In the Philippines, the organization conducted a detailed text analysis based on comments submitted by camp managers and others representing displaced populations following the disaster. The organization placed a premium on issues revolving around health concerns. The DTM system captured the data, analyzed word patterns and provided clues about the nature and scope of problems, including facilities with the most urgent health and medical concerns, overcrowding, unsafe water and solid-waste disposal problems.
“The purpose of the DTM data is to monitor the needs of the population and identify gaps in service provisioning,” Nunes explains. For example, as the typhoon response effort commenced, IOM’s health cluster coordinator was able to quickly obtain a detailed analysis of locations with the most urgent need for medical services within a specific municipality. “This enabled a team of military doctors on mission from Japan to quickly identify locations where they could begin immediate relief missions.”

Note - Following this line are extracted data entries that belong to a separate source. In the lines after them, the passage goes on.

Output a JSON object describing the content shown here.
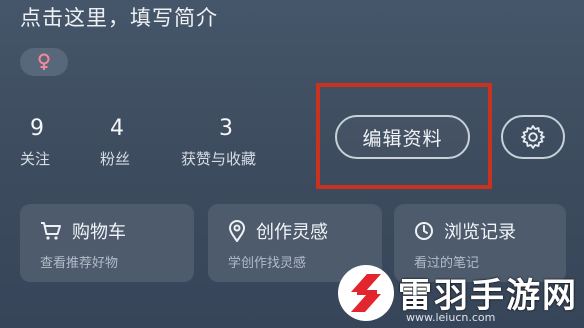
{
  "profile": {
    "bio_placeholder": "点击这里，填写简介"
  },
  "stats": [
    {
      "value": "9",
      "label": "关注"
    },
    {
      "value": "4",
      "label": "粉丝"
    },
    {
      "value": "3",
      "label": "获赞与收藏"
    }
  ],
  "actions": {
    "edit_label": "编辑资料",
    "settings_icon": "gear-icon"
  },
  "cards": [
    {
      "title": "购物车",
      "subtitle": "查看推荐好物",
      "icon": "cart-icon"
    },
    {
      "title": "创作灵感",
      "subtitle": "学创作找灵感",
      "icon": "location-pin-icon"
    },
    {
      "title": "浏览记录",
      "subtitle": "看过的笔记",
      "icon": "clock-icon"
    }
  ],
  "watermark": {
    "name": "雷羽手游网",
    "url": "www.leiucn.com"
  },
  "colors": {
    "background": "#3d4c5e",
    "highlight_border": "#c8321f",
    "card": "#4d5b6d",
    "gender_icon": "#f08a9a"
  }
}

The organization, founded in 2003, initially relied on spreadsheets and other basic tools to guide decision-making. However, the DTM dashboard allows IOM to track displacement and an array of other issues across 18 countries, including South Sudan and Iraq. Analytics plays an increasingly critical role in understanding key problem points and identifying how to allocate resources, Nunes says.
In fact, IOM is now exploring how it can use the SAS analytics capabilities for other projects around the world, particularly in areas where connectivity and resources are more limited than they are in the Philippines. The end goal is to add value though technology.
“IOM aims to strengthen its tools, make its data public and go an extra step by bringing in additional statistical and analytical insights beyond just the raw data,” Nunes explains.